NHL New York Rangers

New York Rangers Having Slow Free Agency a Good Sign

Slow Free Agency Good For Rangers

Richard Mackson-USA TODAY Sports

It’s been nine days since the NHL free agency period began. One of the biggest question marks going into this offseason was how the New York Rangers would be able to re-sign 12 of their players or let some of them go. To this point, the players who were expected to leave and cash out did, while one has re-signed and three restricted free agents are looking for long-term deals. Some free agent deals that have been made were defenseman Dan Boyle and grinder Tanner Glass.

While New York has been mostly silent so far, this can be looked at as a good thing. Thanks to a salary cap, Rangers GM Glen Sather can’t throw out money left and right like he used to to older players who would eventually underachieve. This new CBA, in a way, forces you to build a team rather than go for the big names. The Rangers have a good young core to build around that worked well with their veterans last season.

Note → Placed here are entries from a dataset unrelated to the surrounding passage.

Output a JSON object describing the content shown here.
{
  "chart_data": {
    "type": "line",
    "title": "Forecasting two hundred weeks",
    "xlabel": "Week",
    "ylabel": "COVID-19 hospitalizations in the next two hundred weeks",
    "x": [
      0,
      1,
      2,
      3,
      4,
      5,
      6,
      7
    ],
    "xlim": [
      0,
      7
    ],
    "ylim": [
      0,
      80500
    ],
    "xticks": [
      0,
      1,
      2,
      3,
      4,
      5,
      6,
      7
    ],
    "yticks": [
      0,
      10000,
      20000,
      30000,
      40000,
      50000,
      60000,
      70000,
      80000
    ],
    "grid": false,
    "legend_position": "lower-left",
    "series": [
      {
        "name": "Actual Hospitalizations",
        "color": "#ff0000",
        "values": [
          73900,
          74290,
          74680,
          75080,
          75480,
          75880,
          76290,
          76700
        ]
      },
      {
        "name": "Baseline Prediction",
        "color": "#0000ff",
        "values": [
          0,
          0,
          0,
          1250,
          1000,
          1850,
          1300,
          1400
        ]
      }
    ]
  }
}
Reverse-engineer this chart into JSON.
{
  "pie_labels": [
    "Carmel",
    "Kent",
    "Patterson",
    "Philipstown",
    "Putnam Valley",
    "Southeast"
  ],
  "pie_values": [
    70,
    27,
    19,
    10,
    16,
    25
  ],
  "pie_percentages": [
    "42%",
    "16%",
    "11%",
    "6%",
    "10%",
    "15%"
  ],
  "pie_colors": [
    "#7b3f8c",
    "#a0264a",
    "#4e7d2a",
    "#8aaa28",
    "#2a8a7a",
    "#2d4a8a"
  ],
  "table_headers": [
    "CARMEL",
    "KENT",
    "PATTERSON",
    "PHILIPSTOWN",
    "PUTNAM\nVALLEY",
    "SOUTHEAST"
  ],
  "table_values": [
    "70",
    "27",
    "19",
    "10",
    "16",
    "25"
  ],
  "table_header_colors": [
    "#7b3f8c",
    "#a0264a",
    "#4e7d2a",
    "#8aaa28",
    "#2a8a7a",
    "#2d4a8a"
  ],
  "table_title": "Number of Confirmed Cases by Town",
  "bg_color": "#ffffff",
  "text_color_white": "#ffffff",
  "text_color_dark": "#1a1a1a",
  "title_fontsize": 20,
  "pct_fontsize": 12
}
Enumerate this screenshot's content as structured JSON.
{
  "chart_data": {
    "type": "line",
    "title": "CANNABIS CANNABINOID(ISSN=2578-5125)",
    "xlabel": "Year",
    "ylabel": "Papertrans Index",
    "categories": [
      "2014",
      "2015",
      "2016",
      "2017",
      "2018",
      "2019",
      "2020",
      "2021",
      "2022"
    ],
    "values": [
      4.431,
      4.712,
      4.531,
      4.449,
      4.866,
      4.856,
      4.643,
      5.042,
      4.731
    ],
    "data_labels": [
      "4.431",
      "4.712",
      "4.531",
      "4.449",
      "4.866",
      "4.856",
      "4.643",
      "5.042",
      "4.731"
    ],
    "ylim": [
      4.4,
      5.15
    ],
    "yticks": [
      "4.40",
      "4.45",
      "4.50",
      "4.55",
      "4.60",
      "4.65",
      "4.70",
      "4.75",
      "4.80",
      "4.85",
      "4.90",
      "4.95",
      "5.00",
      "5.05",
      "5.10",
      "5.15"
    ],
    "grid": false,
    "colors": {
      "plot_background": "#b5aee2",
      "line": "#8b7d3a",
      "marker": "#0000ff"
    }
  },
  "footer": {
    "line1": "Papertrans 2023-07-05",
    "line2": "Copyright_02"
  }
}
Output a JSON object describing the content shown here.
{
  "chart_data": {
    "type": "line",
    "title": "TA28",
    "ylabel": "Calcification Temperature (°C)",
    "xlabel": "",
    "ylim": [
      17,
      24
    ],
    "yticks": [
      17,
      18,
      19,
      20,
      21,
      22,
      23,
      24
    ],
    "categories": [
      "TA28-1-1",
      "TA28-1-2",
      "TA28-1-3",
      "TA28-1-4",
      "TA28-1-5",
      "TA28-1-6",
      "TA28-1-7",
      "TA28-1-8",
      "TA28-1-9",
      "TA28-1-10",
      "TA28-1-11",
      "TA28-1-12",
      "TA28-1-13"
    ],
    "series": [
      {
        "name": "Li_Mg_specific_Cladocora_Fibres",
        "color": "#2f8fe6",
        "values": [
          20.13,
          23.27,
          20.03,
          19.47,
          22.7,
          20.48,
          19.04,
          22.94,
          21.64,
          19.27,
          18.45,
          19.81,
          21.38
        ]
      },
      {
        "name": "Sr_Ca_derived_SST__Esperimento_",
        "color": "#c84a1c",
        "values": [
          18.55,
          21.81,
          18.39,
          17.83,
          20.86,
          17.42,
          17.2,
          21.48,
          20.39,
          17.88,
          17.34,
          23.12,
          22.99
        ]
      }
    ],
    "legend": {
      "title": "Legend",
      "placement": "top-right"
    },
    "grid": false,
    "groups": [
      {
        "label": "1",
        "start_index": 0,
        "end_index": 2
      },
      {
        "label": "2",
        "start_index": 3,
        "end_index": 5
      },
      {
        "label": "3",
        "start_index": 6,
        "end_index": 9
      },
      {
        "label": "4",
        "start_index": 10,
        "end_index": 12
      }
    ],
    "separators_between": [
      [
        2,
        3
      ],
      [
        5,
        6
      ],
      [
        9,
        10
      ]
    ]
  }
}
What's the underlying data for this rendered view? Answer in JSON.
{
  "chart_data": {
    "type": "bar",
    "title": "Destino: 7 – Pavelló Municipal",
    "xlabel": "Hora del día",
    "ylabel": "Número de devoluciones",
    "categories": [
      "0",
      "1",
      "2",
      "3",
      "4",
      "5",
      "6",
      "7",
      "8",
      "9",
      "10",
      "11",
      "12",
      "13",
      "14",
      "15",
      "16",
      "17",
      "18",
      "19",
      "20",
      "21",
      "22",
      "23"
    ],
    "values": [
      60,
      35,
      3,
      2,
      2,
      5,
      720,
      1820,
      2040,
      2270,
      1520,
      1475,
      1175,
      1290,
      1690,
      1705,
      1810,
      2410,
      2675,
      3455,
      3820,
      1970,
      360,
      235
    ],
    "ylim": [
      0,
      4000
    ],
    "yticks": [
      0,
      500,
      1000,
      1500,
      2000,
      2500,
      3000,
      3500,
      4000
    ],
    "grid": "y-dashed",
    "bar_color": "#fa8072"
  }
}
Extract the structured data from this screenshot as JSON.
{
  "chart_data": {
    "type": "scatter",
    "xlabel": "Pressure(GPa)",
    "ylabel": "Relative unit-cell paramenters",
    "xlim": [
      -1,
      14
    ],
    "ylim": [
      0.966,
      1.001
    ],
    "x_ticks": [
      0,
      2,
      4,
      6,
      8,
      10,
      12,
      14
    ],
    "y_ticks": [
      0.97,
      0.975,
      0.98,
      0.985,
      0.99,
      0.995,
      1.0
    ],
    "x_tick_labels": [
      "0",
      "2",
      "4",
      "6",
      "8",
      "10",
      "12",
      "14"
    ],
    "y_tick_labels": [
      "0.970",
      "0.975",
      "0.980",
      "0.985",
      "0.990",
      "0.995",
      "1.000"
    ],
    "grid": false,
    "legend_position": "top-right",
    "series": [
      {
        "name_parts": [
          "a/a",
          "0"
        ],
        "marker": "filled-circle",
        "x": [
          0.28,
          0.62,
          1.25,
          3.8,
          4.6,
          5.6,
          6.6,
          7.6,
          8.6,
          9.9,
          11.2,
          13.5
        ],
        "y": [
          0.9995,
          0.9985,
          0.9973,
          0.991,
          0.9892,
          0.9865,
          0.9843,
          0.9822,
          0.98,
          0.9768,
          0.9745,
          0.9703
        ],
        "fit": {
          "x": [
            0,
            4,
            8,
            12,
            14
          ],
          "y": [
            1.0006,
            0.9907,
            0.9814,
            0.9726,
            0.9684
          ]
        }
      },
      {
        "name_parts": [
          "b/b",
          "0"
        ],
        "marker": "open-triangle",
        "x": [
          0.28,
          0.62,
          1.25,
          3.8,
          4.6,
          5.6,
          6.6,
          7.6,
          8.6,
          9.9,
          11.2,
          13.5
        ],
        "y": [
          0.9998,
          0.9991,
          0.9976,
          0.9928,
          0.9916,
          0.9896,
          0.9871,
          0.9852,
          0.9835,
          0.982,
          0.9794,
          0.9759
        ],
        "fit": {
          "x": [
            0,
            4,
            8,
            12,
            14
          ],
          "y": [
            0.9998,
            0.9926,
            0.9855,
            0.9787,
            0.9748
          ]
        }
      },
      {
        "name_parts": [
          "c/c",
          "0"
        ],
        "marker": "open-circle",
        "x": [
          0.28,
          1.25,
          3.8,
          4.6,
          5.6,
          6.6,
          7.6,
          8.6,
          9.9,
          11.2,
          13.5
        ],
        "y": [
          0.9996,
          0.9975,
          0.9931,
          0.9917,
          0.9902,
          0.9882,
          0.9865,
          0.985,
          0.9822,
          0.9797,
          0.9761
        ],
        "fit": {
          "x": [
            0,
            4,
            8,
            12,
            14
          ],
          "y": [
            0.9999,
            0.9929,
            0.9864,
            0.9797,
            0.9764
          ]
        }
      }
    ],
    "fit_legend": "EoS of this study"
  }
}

Speaking of young players, most successful teams win by building from the ground up. We’ve seen it around in every professional sport, and in the NHL it’s even more essential. I mean you’ll have players like Rick Nash and Henrik Lundqvist who’ll take up a good amount of the cap and deservedly so. Chris Kreider, Carl Hagelin and Mats Zuccarello are examples of players the Rangers groomed from their farm system. Don’t you want to see what J.T. Miller and Oscar Lindberg have to offer? Players can only develop in the farm for such a long time before they’ll get called up.

Now that the Rangers have the pieces to build around, minus their salary arbitration hearings they don’t really need free agency. A first line center is a need, but that could always be acquired via trade as well. Fans have wanted Sather to build the farm instead of spending big bucks, and with a championship-caliber team in Madison Square Garden, that chance is now.